Instruction 1 to paragraph (a)(16)(i): The oil and gas production function shall be regarded as ending at a “terminal point”, which is the outlet valve on the lease or field storage tank. If unusual physical or operational circumstances exist, it may be appropriate to regard the terminal point for the production function as:
a. The first point at which oil, gas, or gas liquids, natural or synthetic, are delivered to a main pipeline, a common carrier, a refinery, or a marine terminal; and
b. In the case of natural resources that are intended to be upgraded into synthetic oil or gas, if those natural resources are delivered to a purchaser prior to upgrading, the first point at which the natural resources are delivered to a main pipeline, a common carrier, a refinery, a marine terminal, or a facility which upgrades such natural resources into synthetic oil or gas.
Instruction 2 to paragraph (a)(16)(i): For purposes of this paragraph (a)(16), the term saleable hydrocarbons means hydrocarbons that are saleable in the state in which the hydrocarbons are delivered.
(ii) Oil and gas producing activities do not include:
(A) Transporting, refining, or marketing oil and gas;
(B) Processing of produced oil, gas or natural resources that can be upgraded into synthetic oil or gas by a registrant that does not have the legal right to produce or a revenue interest in such production;
(C) Activities relating to the production of natural resources other than oil, gas, or natural resources from which synthetic oil and gas can be extracted; or
(D) Production of geothermal steam.
(17) Possible reserves. Possible reserves are those additional reserves that are less certain to be recovered than probable reserves.

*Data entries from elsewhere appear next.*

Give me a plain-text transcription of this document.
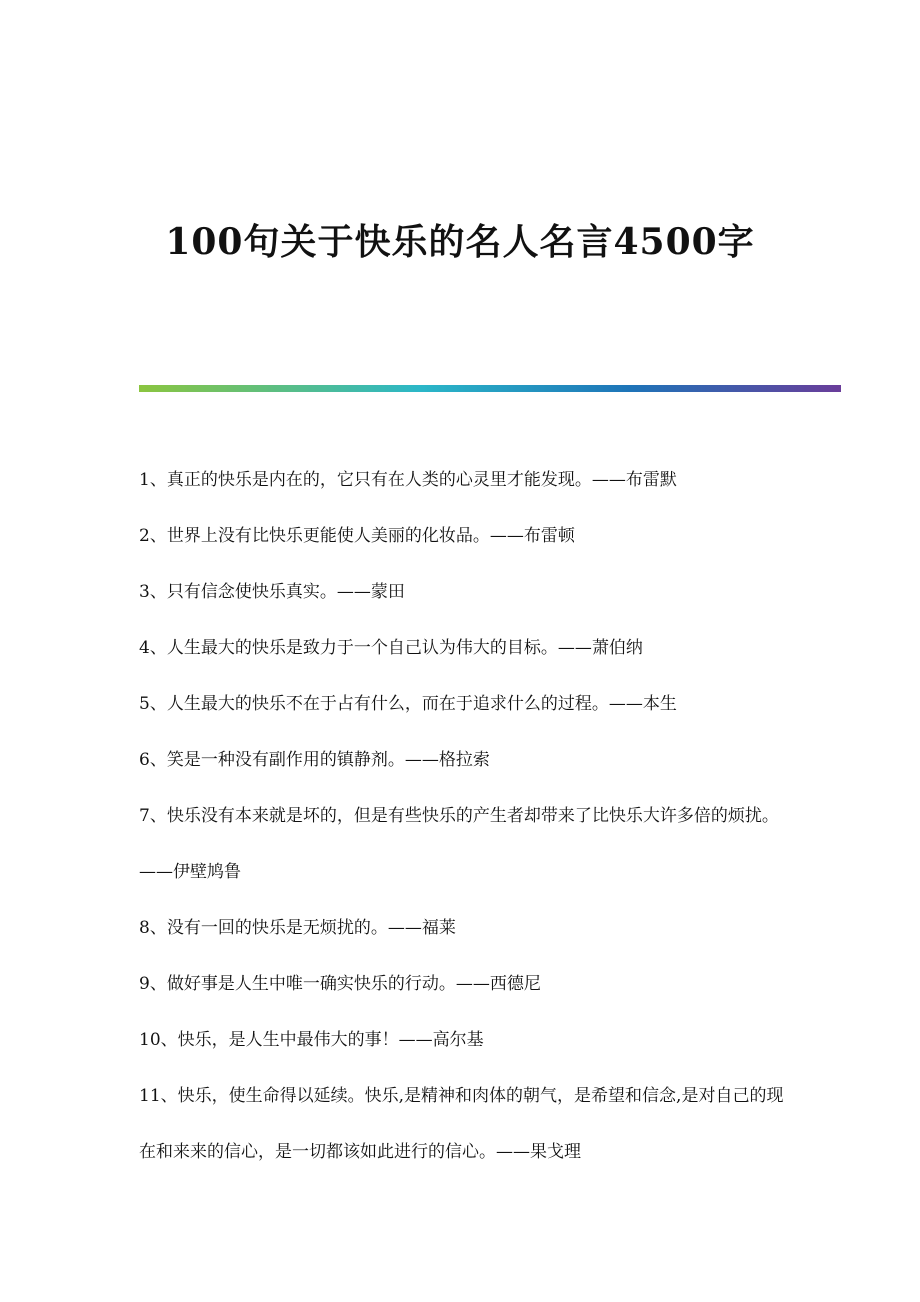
100句关于快乐的名人名言4500字
1、真正的快乐是内在的，它只有在人类的心灵里才能发现。——布雷默
2、世界上没有比快乐更能使人美丽的化妆品。——布雷顿
3、只有信念使快乐真实。——蒙田
4、人生最大的快乐是致力于一个自己认为伟大的目标。——萧伯纳
5、人生最大的快乐不在于占有什么，而在于追求什么的过程。——本生
6、笑是一种没有副作用的镇静剂。——格拉索
7、快乐没有本来就是坏的，但是有些快乐的产生者却带来了比快乐大许多倍的烦扰。——伊壁鸠鲁
8、没有一回的快乐是无烦扰的。——福莱
9、做好事是人生中唯一确实快乐的行动。——西德尼
10、快乐，是人生中最伟大的事！——高尔基
11、快乐，使生命得以延续。快乐,是精神和肉体的朝气，是希望和信念,是对自己的现在和来来的信心，是一切都该如此进行的信心。——果戈理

(i) When deterministic methods are used, the total quantities ultimately recovered from a project have a low probability of exceeding proved plus probable plus possible reserves. When probabilistic methods are used, there should be at least a 10% probability that the total quantities ultimately recovered will equal or exceed the proved plus probable plus possible reserves estimates.
(ii) Possible reserves may be assigned to areas of a reservoir adjacent to probable reserves where data control and interpretations of available data are progressively less certain. Frequently, this will be in areas where geoscience and engineering data are unable to define clearly the area and vertical limits of commercial production from the reservoir by a defined project.

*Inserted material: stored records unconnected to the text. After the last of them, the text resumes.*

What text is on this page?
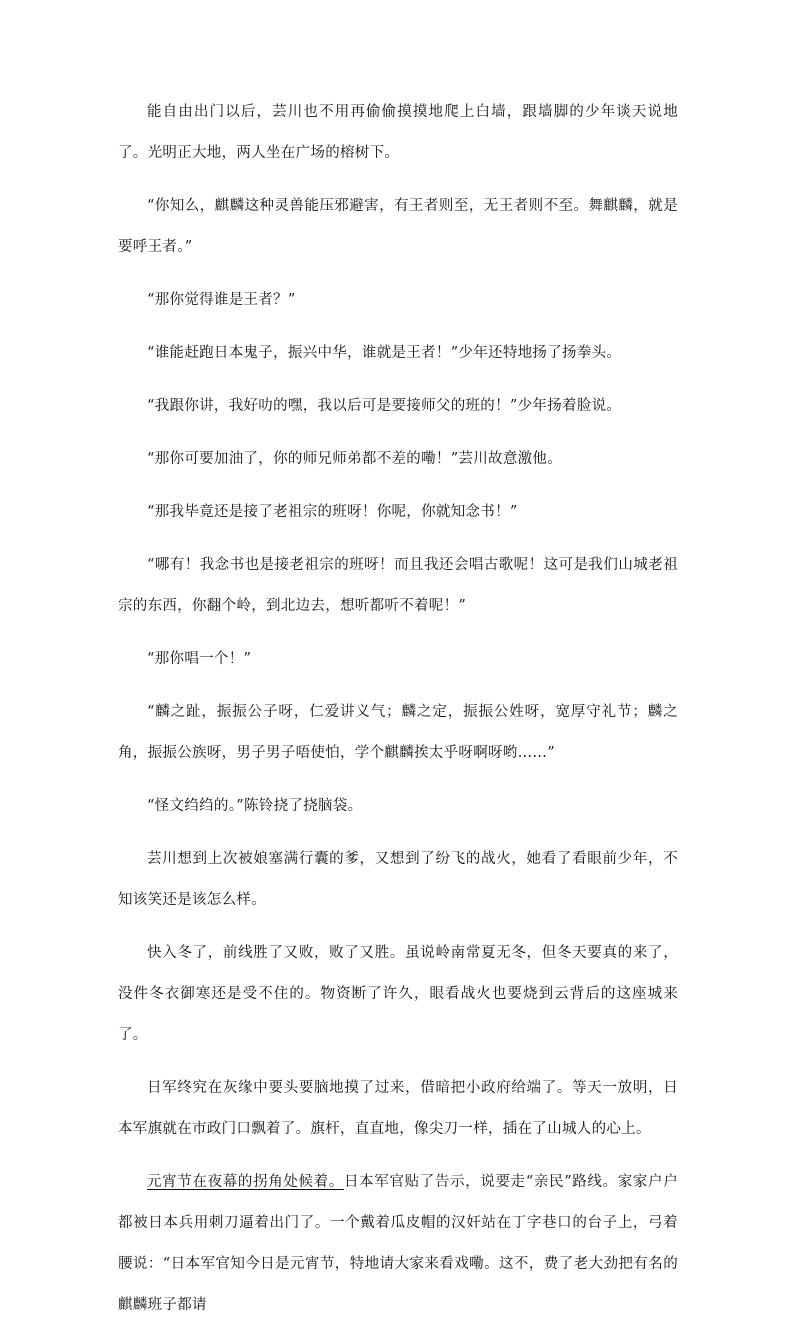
能自由出门以后，芸川也不用再偷偷摸摸地爬上白墙，跟墙脚的少年谈天说地了。光明正大地，两人坐在广场的榕树下。

“你知么，麒麟这种灵兽能压邪避害，有王者则至，无王者则不至。舞麒麟，就是要呼王者。”

“那你觉得谁是王者？”

“谁能赶跑日本鬼子，振兴中华，谁就是王者！”少年还特地扬了扬拳头。

“我跟你讲，我好叻的嘿，我以后可是要接师父的班的！”少年扬着脸说。

“那你可要加油了，你的师兄师弟都不差的嘞！”芸川故意激他。

“那我毕竟还是接了老祖宗的班呀！你呢，你就知念书！”

“哪有！我念书也是接老祖宗的班呀！而且我还会唱古歌呢！这可是我们山城老祖宗的东西，你翻个岭，到北边去，想听都听不着呢！”

“那你唱一个！”

“麟之趾，振振公子呀，仁爱讲义气；麟之定，振振公姓呀，宽厚守礼节；麟之角，振振公族呀，男子男子唔使怕，学个麒麟挨太乎呀啊呀哟……”

“怪文绉绉的。”陈铃挠了挠脑袋。

芸川想到上次被娘塞满行囊的爹，又想到了纷飞的战火，她看了看眼前少年，不知该笑还是该怎么样。

快入冬了，前线胜了又败，败了又胜。虽说岭南常夏无冬，但冬天要真的来了，没件冬衣御寒还是受不住的。物资断了许久，眼看战火也要烧到云背后的这座城来了。

日军终究在灰缘中要头要脑地摸了过来，借暗把小政府给端了。等天一放明，日本军旗就在市政门口飘着了。旗杆，直直地，像尖刀一样，插在了山城人的心上。

元宵节在夜幕的拐角处候着。日本军官贴了告示，说要走“亲民”路线。家家户户都被日本兵用刺刀逼着出门了。一个戴着瓜皮帽的汉奸站在丁字巷口的台子上，弓着腰说：“日本军官知今日是元宵节，特地请大家来看戏嘞。这不，费了老大劲把有名的麒麟班子都请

(iii) Possible reserves also include incremental quantities associated with a greater percentage recovery of the hydrocarbons in place than the recovery quantities assumed for probable reserves.
(iv) The proved plus probable and proved plus probable plus possible reserves estimates must be based on reasonable alternative technical and commercial interpretations within the reservoir or subject project that are clearly documented, including comparisons to results in successful similar projects.

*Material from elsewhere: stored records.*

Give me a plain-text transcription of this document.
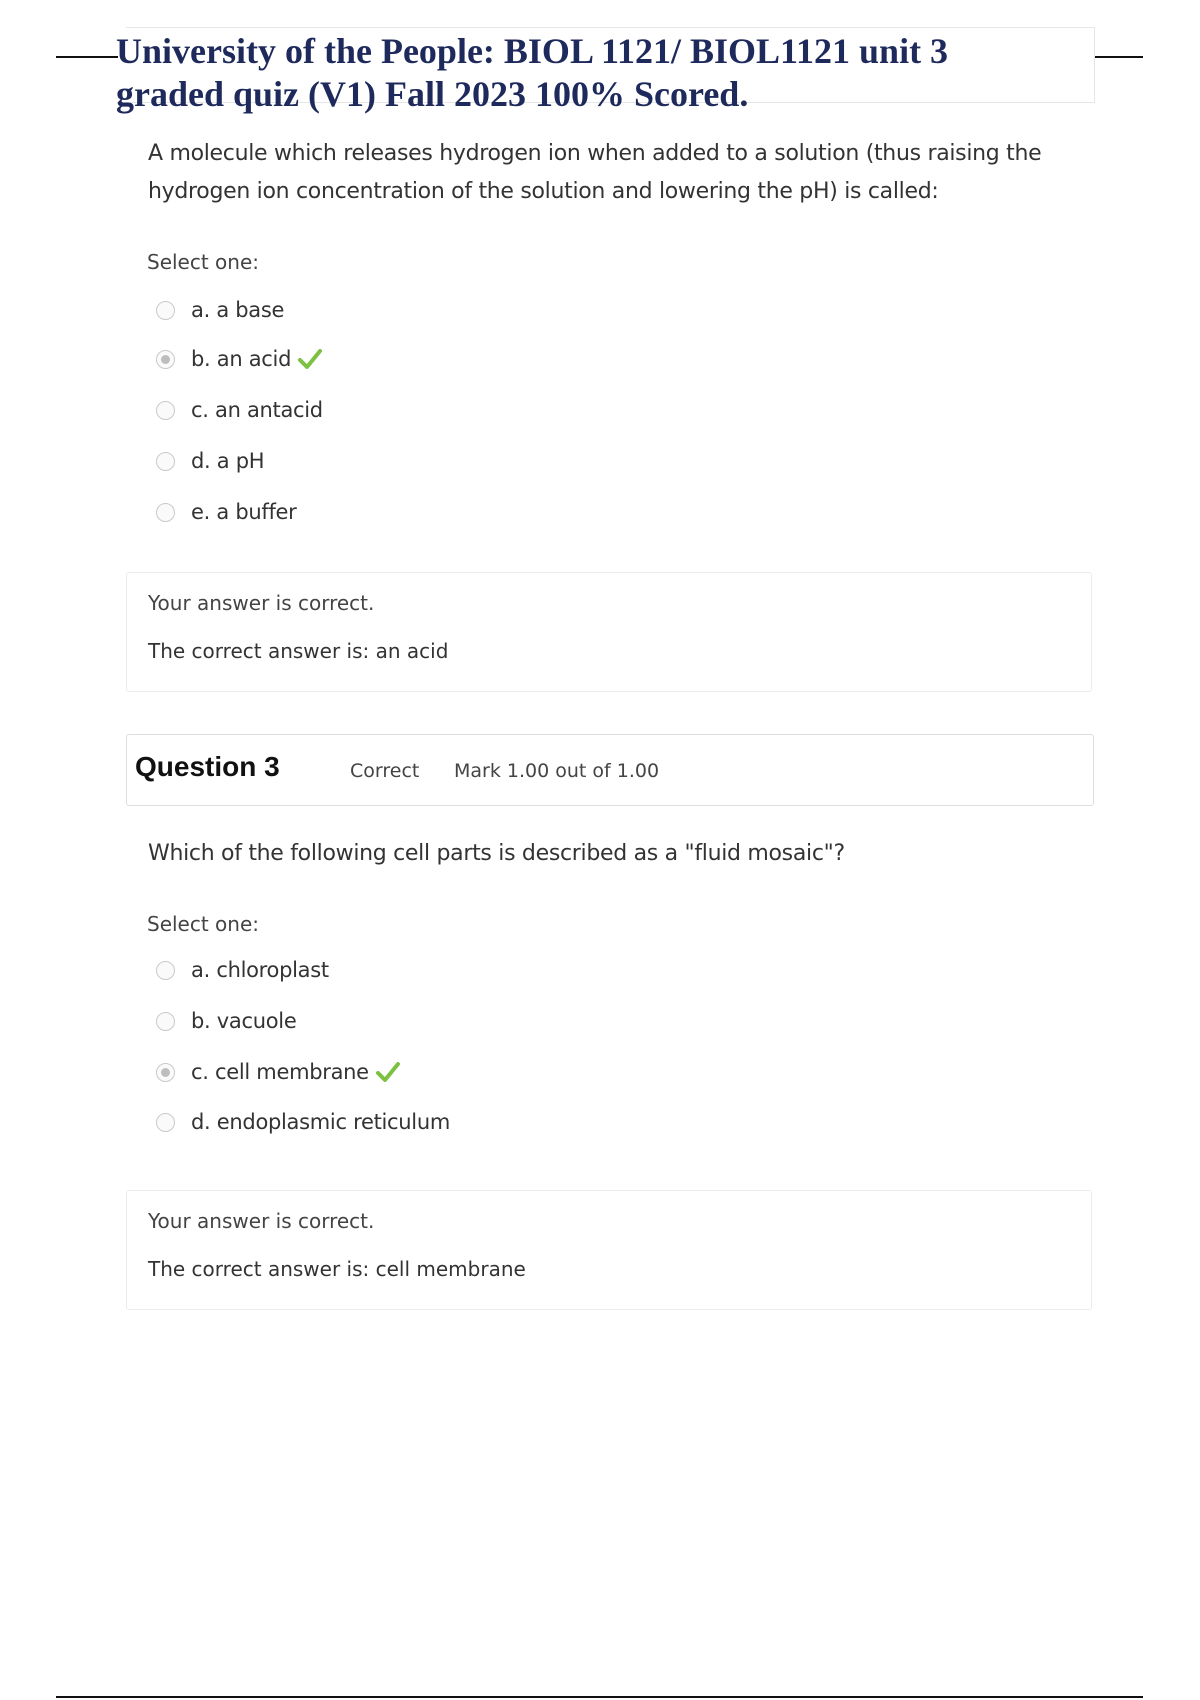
University of the People: BIOL 1121/ BIOL1121 unit 3 graded quiz (V1) Fall 2023 100% Scored.
A molecule which releases hydrogen ion when added to a solution (thus raising the hydrogen ion concentration of the solution and lowering the pH) is called:
Select one:
a. a base
b. an acid
c. an antacid
d. a pH
e. a buffer
Your answer is correct.
The correct answer is: an acid
Question 3	Correct Mark 1.00 out of 1.00
Which of the following cell parts is described as a "fluid mosaic"?
Select one:
a. chloroplast
b. vacuole
c. cell membrane
d. endoplasmic reticulum
Your answer is correct.
The correct answer is: cell membrane
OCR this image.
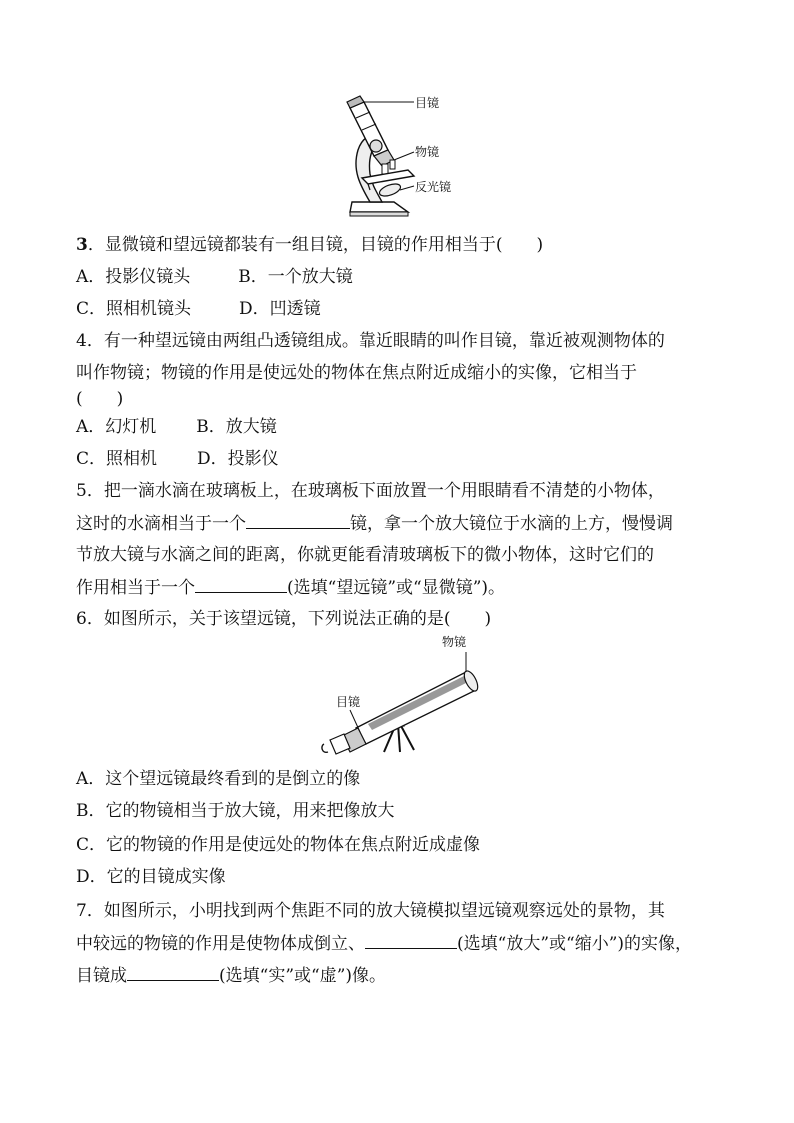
目镜
物镜
反光镜
3．显微镜和望远镜都装有一组目镜，目镜的作用相当于(　　)
A．投影仪镜头	B．一个放大镜
C．照相机镜头	D．凹透镜
4．有一种望远镜由两组凸透镜组成。靠近眼睛的叫作目镜，靠近被观测物体的
叫作物镜；物镜的作用是使远处的物体在焦点附近成缩小的实像，它相当于
(　　)
A．幻灯机 B．放大镜
C．照相机 D．投影仪
5．把一滴水滴在玻璃板上，在玻璃板下面放置一个用眼睛看不清楚的小物体，
这时的水滴相当于一个	镜，拿一个放大镜位于水滴的上方，慢慢调
节放大镜与水滴之间的距离，你就更能看清玻璃板下的微小物体，这时它们的
作用相当于一个	(选填“望远镜”或“显微镜”)。
6．如图所示，关于该望远镜，下列说法正确的是(　　)
物镜
目镜
A．这个望远镜最终看到的是倒立的像
B．它的物镜相当于放大镜，用来把像放大
C．它的物镜的作用是使远处的物体在焦点附近成虚像
D．它的目镜成实像
7．如图所示，小明找到两个焦距不同的放大镜模拟望远镜观察远处的景物，其
中较远的物镜的作用是使物体成倒立、	(选填“放大”或“缩小”)的实像，
目镜成	(选填“实”或“虚”)像。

(v) Possible reserves may be assigned where geoscience and engineering data identify directly adjacent portions of a reservoir within the same accumulation that may be separated from proved areas by faults with displacement less than formation thickness or other geological discontinuities and that have not been penetrated by a wellbore, and the registrant believes that such adjacent portions are in communication with the known (proved) reservoir. Possible reserves may be assigned to areas that are structurally higher or lower than the proved area if these areas are in communication with the proved reservoir.
(vi) Pursuant to paragraph (a)(22)(iii) of this section, where direct observation has defined a highest known oil (HKO) elevation and the potential exists for an associated gas cap, proved oil reserves should be assigned in the structurally higher portions of the reservoir above the HKO only if the higher contact can be established with reasonable certainty through reliable technology. Portions of the reservoir that do not meet this reasonable certainty criterion may be assigned as probable and possible oil or gas based on reservoir fluid properties and pressure gradient interpretations.
(18) Probable reserves. Probable reserves are those additional reserves that are less certain to be recovered than proved reserves but which, together with proved reserves, are as likely as not to be recovered.
(i) When deterministic methods are used, it is as likely as not that actual remaining quantities recovered will exceed the sum of estimated proved plus probable reserves. When probabilistic methods are used, there should be at least a 50% probability that the actual quantities recovered will equal or exceed the proved plus probable reserves estimates.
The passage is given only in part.